The Tufton Viewpoint, Summer 2018
by Chad Meyer
As humidity takes hold and Fourth of July memories fade, there’s just no denying it: the dog days of summer have officially arrived. And while it’s no surprise for market activity to “cool off” around this time of year, one cannot help but suspect there’s more than the usual pre-Labor Day lull currently at work in the financial world. In this space roughly twelve months ago, I described the second quarter of 2017 as “frothy times,” characterized by the feeling that almost any stock was a winner. Looking back over the last three months, it’s clear that froth has given way to a more cautious mood, due in no small part to a collective acknowledgement of uncertainty as the new normal. The view from the beach, it would seem, now includes whitecaps.
From April through June, the Dow Jones Industrial Average and S&P 500 ticked up by roughly 0.5% and 3%, respectively, while the NASDAQ clocked in at a formidable 6.2%. While healthy in and of itself, the drama that punctuated this growth—particularly in the wake of the president’s late May tariff policies—confirmed the “volatility vortex” cited by prominent onlookers at the year’s outset.

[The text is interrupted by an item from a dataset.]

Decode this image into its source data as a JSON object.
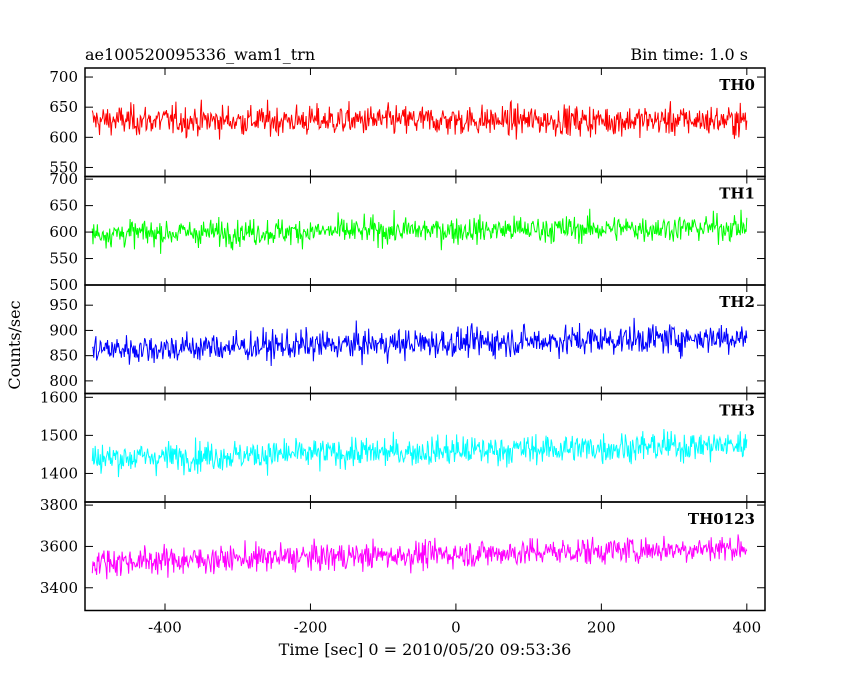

Perhaps more vexingly, and as the numbers suggest, first-tier gains appear to be clustering into fewer and fewer assets, with a disproportionate emphasis on the technology sector’s “FAANG” stocks (Facebook, Amazon, Apple, Netflix, Google).
In other words, folks are more finicky about when and where they’ll get in the water. As the Wall Street Journal recently noted, this makes for a higher risk profile within the traditionally “defensive” S&P 500, with herds of investors piling into a select few stocks upon which the broader market’s fate increasingly rests. What might happen, the common worry goes, when Facebook finally turns in a dud quarter?
In times like these, the benefits of a time-tested, “all weather” investment strategy are thrown into sharpest relief. With many participants continuing to simultaneously crowd into and fret over the same few shares, our team is able to focus on relatively non-correlated opportunities that the herd has ignored. Indeed, in these languid summer weeks, when shifts in seasonal business overlap with a general slowdown in market participation, the disciplined value investor may be rewarded merely by digging where others are not. Conversely, through adherence to bottoms-up fundamental analysis, we’re uniquely positioned to avoid the market’s ticking time-bombs, from the high-flyers overdue for a tumble and the broad indices they may drag down, to the (in our view) significant number of firms milking Trump’s tax cuts to effect inorganic growth.
Of course, there’s no guarantee that the FAANG gang won’t continue to pull most of the market’s weight, rendering those who bothered to look elsewhere foolish in hindsight. But from a historical perspective—on this score, the “dot-com” collapse that put an emphatic end to the 90’s bull market comes to mind—we are instructed by the principle that while hot sectors come and go, the cornerstone principles of sound investment remain fixed. So whether the whitecaps subside or turn to gale waves in the back half of 2018, you can be rest assured that we’ll continue to diligently navigate the market in pursuit of your interests, applying the same free-thinking, steady-handed approach that has kept our clients in good stead since 1995.